Jeje akhirnya melepaskan diri dari hubungan yang mengerikan. Dia pernah menjelaskan bahwa kekasihnya memiliki trauma masa kecil. Niatnya tentu baik, yaitu mendampingi kekasihnya sembuh dari trauma itu. 

Tapi, tampaknya Jeje melihat bahwa hubungan ini tidak berhasil. Hal itu tampak jelas, karena si kekasih tidak menghargai upaya yang diberikan Jeje selama ini. 

Hubungan tak seimbang semacam ini kerap kita temui. Pada titik tertentu, timbul pertanyaan, “Apa yang dicari? Sungguhkah ingin mendampingi atau ingin menjadi penyelamat palsu yang mendapat puja-puji?”

Meski begitu, pilihan mendampingi kekasih seperti yang dilakukan Jeje juga merupakan bentuk kesempatan kedua. Bersedia menjadi tempat yang nyaman dan aman, meski kekasihnya tidak menggunakan kesempatan kedua dengan baik. 

Semua kemalangan dan hal buruk yang terjadi, tentu ada waktu untuk memperbaiki. Hanya saja tidak semua orang memahami, kapan kesempatan memperbaiki itu datang. Kesempatan itu mungkin pernah datang dan tidak akan terulang kembali, berakhir sia-sia. 

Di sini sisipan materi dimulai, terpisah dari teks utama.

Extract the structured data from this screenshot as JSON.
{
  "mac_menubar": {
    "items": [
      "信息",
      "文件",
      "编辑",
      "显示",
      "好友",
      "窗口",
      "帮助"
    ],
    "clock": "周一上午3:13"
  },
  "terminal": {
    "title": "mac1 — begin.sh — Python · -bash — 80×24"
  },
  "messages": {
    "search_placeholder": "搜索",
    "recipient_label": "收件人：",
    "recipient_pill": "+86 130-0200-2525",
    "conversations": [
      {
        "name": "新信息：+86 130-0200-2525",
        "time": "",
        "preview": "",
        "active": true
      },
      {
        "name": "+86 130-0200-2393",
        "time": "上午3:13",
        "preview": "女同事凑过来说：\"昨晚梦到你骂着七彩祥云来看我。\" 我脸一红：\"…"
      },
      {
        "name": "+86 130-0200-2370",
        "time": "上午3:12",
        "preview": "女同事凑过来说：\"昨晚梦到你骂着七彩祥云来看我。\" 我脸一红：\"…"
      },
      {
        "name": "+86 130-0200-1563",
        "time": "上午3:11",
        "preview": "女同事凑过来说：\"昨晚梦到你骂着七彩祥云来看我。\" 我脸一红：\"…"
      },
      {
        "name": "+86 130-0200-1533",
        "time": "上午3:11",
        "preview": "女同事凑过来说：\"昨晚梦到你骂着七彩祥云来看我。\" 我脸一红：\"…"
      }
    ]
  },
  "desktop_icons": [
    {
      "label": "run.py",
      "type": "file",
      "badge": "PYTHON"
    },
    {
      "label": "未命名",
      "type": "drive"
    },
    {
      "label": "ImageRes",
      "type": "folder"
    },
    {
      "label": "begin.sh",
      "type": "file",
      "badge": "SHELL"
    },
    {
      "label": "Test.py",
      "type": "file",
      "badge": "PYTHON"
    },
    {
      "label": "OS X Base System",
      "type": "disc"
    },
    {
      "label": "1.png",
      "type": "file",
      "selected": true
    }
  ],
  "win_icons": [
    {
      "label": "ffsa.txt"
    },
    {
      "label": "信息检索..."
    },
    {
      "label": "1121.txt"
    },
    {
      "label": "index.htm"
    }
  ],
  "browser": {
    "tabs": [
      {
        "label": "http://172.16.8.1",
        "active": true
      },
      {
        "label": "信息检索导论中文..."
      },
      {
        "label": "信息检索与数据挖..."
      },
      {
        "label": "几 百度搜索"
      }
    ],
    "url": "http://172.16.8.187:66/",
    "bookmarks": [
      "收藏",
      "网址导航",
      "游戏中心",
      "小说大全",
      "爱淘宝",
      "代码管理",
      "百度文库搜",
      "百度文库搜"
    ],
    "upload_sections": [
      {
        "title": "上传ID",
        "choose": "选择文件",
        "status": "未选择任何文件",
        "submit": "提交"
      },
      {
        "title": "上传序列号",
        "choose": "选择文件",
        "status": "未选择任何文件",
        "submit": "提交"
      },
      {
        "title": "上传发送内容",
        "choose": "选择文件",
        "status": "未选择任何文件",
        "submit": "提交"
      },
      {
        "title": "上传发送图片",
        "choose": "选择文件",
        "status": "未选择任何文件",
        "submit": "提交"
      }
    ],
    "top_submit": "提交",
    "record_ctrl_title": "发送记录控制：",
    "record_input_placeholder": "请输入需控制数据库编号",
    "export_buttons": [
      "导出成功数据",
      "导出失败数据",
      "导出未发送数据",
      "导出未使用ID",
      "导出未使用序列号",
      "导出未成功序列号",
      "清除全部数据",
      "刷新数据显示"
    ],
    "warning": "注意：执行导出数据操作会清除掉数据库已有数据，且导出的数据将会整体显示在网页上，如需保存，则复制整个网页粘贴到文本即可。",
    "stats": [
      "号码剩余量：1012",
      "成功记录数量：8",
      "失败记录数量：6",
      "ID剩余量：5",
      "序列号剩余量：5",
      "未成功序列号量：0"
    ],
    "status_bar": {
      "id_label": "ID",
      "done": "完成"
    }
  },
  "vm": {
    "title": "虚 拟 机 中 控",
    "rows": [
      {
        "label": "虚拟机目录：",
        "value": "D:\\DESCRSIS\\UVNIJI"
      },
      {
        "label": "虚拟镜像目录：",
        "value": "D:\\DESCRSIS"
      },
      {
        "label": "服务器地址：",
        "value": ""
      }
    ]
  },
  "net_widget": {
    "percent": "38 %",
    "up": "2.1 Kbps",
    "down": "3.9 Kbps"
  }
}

Keputusan Jeje dan Keisya meninggalkan pasangannya, bisa dipandang sebagai kesempatan menghargai diri sendiri. Mereka juga menunjukkan ada waktunya berhenti menjadi seorang yang memberi. Dan ini sejalan dengan pernyataan Henry Ford, “If you’re giver, know your limits, because takers don’t. They just keep on taking.”

Kalimat penghiburan bahwa mereka belum berjodoh juga rasanya tidak perlu disampaikan. Justru mereka perlu didukung dan diyakinkan bahwa langkah yang ditempuh sudah tepat.

Di sekitar kita tentu saja ada banyak Jeje, Keisya, dan Widya yang lain. Mereka tengah berusaha untuk merasa layak dicintai. Caranya dengan mencintai diri sendiri terlebih dulu. 

Mereka punya tanggung jawab mengupayakan diri menjadi pribadi yang lebih baik. Pada beberapa kasus, justru seseorang melukai dirinya sendiri karena tidak menyadari luka batinnya. Berani mengatakan cukup untuk menambahkan luka batin pada diri sendiri, juga merupakan langkah besar yang patut didukung. 

Kesempatan kedua tidak lagi soal mengakhiri hubungan dan membuka peluang baru. Juga bukan tentang cara memperbaiki hubungan antara dua orang yang saling mencintai dalam situasi yang rumit. 

Kesempatan kedua bisa dimaknai sebagai kesadaran untuk kembali pada diri sendiri. Termasuk melepaskan segala sesuatu yang menyakiti, bahkan atas nama cinta dan hubungan yang telah berlangsung bertahun-tahun.[red/rin/bp]

Katarina Retno Triwidayati, ibu dua anak, merdeka, dan berbahagia.